The number of seniors in the United States older than 85 is expected to triple over the next four decades, growing from 5.4 million in 2008 to 19 million in 2050.
This pair of studies, published online July 8 in the journal JAMA Internal Medicine, serves as a wake-up call for a society that will face a huge number of people who will need help during their final months of life, said Dr. Nancy Keating, associate professor of medicine and health care policy at Brigham and Women's Hospital and Harvard Medical School, both in Boston. Keating was not involved with the research.
"We need to be prepared for what the burden is on our society and on family caregivers and other caregivers who take care of these people," Keating said. "It's a huge problem. Americans are aging, they're living longer, and with the aging population we're going to have an extraordinary number of people who are going to need help."
In the national survey, researchers at the University of California, San Francisco (UCSF), spoke to a representative sample of seniors, interviewing each person at least once during their last two years of life. The study ended up including more than 8,200 people with an average age at death of 79.
The survey found that disability increased from 28 percent two years before death to 56 percent in the last month of life. People who died at the oldest ages were more likely to have suffered a disability late in life -- 21 percent for those 70 to 79 years old, 32 percent for those 80 to 89, and 50 percent for those 90 or older.
"Our data do raise the question of whether it makes sense to sell the public a view of aging that purports that it is reasonable to expect to both live a long life and remain free of disability throughout life," Dr. Alexander Smith, of UCSF, and colleagues concluded. "Our findings add to the evidence that those who live to advanced ages will spend greater periods of time in states of disability than those who die at younger ages."
The survey in New Haven involved monthly interviews of 754 seniors, 491 of whom died during the course of the study. "This allowed us a unique look at what was [happening] over the last few months and the last years of life," Chaudhry said.
The Yale researchers discovered that disabling symptoms increased dramatically during the final five months of life, with nearly two of every three seniors experiencing disability in their last month.
"Our study is kind of calling to attention that disabling symptoms are common at the end of life," Chaudhry said. "They are affecting patients' independence and quality of life."
Chaudhry believes that an improved system of palliative care holds the answer to helping people nearing the end of their lives.
"Right now, relatively few of our patients are referred to hospice at the end of life," she said. "There's a need for better palliative care throughout a patient's life rather than in the last months.

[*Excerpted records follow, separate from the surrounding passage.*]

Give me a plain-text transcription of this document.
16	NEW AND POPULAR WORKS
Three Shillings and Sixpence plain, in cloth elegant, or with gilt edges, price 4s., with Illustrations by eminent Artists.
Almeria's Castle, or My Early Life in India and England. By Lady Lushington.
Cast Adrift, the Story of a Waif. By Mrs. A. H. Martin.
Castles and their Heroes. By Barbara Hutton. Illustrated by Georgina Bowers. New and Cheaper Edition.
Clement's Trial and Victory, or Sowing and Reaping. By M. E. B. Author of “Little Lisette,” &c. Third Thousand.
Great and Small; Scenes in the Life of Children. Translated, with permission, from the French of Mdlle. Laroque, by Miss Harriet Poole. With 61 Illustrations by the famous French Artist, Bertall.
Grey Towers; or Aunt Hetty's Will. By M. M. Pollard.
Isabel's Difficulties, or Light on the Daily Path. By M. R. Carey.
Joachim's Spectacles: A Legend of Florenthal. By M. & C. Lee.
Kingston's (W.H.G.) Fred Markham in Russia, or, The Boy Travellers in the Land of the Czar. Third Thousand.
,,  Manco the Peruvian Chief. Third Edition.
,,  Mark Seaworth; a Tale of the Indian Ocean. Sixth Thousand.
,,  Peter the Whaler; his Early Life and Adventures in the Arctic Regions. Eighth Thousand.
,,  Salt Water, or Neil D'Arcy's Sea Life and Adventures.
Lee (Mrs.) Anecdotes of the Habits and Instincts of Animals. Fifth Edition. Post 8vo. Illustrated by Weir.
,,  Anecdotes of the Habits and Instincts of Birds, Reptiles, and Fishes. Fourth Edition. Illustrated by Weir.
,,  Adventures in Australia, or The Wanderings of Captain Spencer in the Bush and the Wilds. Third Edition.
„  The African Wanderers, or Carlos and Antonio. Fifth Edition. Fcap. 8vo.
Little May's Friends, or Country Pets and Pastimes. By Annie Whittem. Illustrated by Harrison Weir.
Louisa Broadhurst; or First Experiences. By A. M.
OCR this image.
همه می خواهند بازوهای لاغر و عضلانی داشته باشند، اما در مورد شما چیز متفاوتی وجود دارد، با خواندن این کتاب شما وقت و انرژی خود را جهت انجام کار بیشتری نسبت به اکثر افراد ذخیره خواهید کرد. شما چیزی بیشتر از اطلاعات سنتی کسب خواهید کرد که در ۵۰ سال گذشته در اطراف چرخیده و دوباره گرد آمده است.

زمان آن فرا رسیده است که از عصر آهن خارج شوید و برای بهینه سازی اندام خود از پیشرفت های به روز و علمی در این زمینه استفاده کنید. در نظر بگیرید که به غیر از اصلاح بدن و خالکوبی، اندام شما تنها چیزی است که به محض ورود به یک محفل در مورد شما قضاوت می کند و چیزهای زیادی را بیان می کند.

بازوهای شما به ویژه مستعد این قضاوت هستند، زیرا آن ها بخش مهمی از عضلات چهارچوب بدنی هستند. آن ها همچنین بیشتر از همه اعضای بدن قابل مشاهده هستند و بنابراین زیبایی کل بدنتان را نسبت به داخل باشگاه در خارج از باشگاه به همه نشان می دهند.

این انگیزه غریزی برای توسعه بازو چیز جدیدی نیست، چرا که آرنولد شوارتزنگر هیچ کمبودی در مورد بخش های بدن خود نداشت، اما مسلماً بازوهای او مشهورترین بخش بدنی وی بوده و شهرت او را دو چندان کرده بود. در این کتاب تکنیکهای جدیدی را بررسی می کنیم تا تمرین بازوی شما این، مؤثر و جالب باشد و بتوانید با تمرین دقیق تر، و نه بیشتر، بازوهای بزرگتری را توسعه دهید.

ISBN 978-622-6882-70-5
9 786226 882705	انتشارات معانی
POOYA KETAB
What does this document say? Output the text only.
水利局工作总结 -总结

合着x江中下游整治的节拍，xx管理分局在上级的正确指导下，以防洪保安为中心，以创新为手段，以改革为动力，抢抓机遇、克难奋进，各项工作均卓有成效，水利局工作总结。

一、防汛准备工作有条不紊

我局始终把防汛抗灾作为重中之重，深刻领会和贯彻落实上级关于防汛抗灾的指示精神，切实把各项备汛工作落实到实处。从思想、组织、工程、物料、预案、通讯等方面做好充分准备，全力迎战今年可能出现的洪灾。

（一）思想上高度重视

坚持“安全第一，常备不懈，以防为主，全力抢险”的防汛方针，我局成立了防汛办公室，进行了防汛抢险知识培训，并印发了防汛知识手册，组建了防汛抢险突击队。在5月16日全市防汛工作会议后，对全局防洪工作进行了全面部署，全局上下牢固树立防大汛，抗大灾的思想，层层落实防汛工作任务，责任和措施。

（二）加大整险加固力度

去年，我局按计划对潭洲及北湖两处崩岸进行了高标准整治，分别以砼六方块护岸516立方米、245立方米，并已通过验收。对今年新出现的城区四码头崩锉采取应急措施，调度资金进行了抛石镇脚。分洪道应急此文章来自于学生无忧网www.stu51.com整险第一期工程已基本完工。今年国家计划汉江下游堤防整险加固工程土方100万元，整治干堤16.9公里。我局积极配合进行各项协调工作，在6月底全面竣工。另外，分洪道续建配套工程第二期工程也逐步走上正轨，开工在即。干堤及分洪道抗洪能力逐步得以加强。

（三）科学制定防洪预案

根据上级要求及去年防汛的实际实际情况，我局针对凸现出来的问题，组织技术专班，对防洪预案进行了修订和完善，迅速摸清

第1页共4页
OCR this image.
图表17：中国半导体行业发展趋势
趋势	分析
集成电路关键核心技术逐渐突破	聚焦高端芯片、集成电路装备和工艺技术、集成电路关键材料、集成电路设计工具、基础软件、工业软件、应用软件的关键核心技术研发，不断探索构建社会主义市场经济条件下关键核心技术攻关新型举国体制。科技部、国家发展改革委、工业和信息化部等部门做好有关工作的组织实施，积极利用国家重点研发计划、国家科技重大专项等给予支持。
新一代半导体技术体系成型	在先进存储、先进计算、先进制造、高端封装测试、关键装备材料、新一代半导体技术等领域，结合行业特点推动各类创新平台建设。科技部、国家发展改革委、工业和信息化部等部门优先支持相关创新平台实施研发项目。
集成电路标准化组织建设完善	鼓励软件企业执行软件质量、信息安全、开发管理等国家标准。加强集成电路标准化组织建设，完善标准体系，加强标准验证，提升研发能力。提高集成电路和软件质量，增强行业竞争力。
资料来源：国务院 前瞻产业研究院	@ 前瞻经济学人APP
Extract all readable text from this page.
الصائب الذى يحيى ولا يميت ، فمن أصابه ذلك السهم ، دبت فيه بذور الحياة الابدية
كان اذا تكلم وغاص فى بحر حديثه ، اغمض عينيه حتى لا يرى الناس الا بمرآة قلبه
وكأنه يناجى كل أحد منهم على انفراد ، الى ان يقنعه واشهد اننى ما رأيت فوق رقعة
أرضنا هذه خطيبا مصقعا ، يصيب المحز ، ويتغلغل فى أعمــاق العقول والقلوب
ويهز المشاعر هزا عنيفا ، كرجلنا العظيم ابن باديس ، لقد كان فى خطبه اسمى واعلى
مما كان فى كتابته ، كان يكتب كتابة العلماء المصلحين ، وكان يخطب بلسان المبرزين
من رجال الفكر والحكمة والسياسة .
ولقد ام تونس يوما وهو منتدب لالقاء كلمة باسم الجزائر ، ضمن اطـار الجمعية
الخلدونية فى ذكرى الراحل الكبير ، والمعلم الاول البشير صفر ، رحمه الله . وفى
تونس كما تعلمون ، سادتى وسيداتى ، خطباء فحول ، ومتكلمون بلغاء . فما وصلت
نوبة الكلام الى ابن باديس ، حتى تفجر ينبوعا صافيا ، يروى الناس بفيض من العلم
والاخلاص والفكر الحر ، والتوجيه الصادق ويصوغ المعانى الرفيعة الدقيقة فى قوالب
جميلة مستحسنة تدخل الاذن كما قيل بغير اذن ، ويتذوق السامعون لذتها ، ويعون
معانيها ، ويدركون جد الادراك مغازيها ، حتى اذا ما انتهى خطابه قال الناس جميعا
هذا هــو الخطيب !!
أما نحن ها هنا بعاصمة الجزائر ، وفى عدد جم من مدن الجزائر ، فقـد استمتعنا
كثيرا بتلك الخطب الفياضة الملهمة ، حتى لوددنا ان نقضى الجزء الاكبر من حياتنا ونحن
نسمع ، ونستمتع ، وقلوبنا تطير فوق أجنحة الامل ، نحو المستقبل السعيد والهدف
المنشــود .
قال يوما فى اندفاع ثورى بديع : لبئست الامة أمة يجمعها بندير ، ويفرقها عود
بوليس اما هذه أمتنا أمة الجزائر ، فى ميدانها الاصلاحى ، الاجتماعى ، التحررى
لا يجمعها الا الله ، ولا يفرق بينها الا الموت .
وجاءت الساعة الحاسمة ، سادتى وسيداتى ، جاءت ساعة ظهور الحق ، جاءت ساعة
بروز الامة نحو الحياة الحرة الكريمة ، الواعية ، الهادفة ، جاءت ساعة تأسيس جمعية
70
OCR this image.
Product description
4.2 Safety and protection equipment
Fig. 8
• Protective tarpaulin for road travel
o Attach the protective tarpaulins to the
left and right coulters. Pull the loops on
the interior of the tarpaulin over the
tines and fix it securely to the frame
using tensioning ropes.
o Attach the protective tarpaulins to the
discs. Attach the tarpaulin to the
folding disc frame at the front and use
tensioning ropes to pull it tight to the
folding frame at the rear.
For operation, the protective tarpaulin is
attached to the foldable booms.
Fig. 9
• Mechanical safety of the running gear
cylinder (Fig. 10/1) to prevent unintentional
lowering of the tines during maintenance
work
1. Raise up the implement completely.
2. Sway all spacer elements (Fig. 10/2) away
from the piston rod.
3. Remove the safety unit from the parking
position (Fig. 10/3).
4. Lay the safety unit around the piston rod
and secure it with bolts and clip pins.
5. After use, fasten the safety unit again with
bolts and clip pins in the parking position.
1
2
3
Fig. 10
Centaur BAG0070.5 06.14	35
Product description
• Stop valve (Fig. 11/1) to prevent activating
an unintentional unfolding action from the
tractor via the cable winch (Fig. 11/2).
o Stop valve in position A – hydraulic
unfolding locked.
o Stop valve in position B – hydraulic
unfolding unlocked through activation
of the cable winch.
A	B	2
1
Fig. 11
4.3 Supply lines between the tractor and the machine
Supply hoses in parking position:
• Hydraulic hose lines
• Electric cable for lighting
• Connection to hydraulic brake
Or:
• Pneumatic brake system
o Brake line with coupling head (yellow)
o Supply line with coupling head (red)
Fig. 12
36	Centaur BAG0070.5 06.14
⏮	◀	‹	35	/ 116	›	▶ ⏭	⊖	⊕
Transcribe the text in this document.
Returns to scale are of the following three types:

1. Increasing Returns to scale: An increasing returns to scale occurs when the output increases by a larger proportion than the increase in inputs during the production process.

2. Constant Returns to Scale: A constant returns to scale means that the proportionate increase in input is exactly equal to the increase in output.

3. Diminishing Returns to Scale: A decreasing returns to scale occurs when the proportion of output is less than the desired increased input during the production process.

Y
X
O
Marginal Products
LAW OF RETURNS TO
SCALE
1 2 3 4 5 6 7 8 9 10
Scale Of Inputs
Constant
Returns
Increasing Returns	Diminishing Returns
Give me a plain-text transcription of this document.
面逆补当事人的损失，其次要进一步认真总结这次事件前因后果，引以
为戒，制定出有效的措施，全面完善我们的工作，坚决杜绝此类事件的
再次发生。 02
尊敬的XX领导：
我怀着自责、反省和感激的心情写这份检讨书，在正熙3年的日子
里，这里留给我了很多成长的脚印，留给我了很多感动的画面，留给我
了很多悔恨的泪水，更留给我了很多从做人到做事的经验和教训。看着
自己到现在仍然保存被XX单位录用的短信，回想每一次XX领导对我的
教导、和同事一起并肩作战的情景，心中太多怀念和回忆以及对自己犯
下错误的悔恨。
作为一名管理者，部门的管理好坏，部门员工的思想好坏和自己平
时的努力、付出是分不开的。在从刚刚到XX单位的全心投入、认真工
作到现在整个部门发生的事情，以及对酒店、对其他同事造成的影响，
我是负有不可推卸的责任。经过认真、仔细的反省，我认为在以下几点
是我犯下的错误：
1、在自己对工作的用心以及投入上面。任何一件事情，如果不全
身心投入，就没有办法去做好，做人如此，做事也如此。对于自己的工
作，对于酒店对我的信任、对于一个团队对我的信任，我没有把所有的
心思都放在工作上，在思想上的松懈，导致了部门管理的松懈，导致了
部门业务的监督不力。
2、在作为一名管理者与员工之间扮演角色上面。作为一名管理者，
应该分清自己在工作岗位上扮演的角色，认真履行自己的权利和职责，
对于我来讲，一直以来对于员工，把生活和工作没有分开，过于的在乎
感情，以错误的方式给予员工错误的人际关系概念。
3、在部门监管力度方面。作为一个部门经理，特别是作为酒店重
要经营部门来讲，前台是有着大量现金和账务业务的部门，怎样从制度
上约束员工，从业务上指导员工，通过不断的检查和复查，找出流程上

That kind of care can be very important in improving the quality of life, maintaining independence, and reducing caregiver burden."
Keating said both studies call for a national reassessment of the availability of long-term care for seniors. Currently, most older Americans receive care from family members, she said, but as the elderly population grows there may not be enough caregivers to go around.
"More than 60 percent of women who live into their 90s are going to have disability," Keating said, citing the UCSF study. "These are widowers who are not going to have their husbands to help take care of them. Even though some people are starting to think about their goals for the very end of their life, many people have no concept for what they would do if they can no longer live independently. We need to figure out the best way to help these people remain as independent as possible, but recognize that 40 to 60 percent of the people living into their 80s and 90s are going to need help due to disability."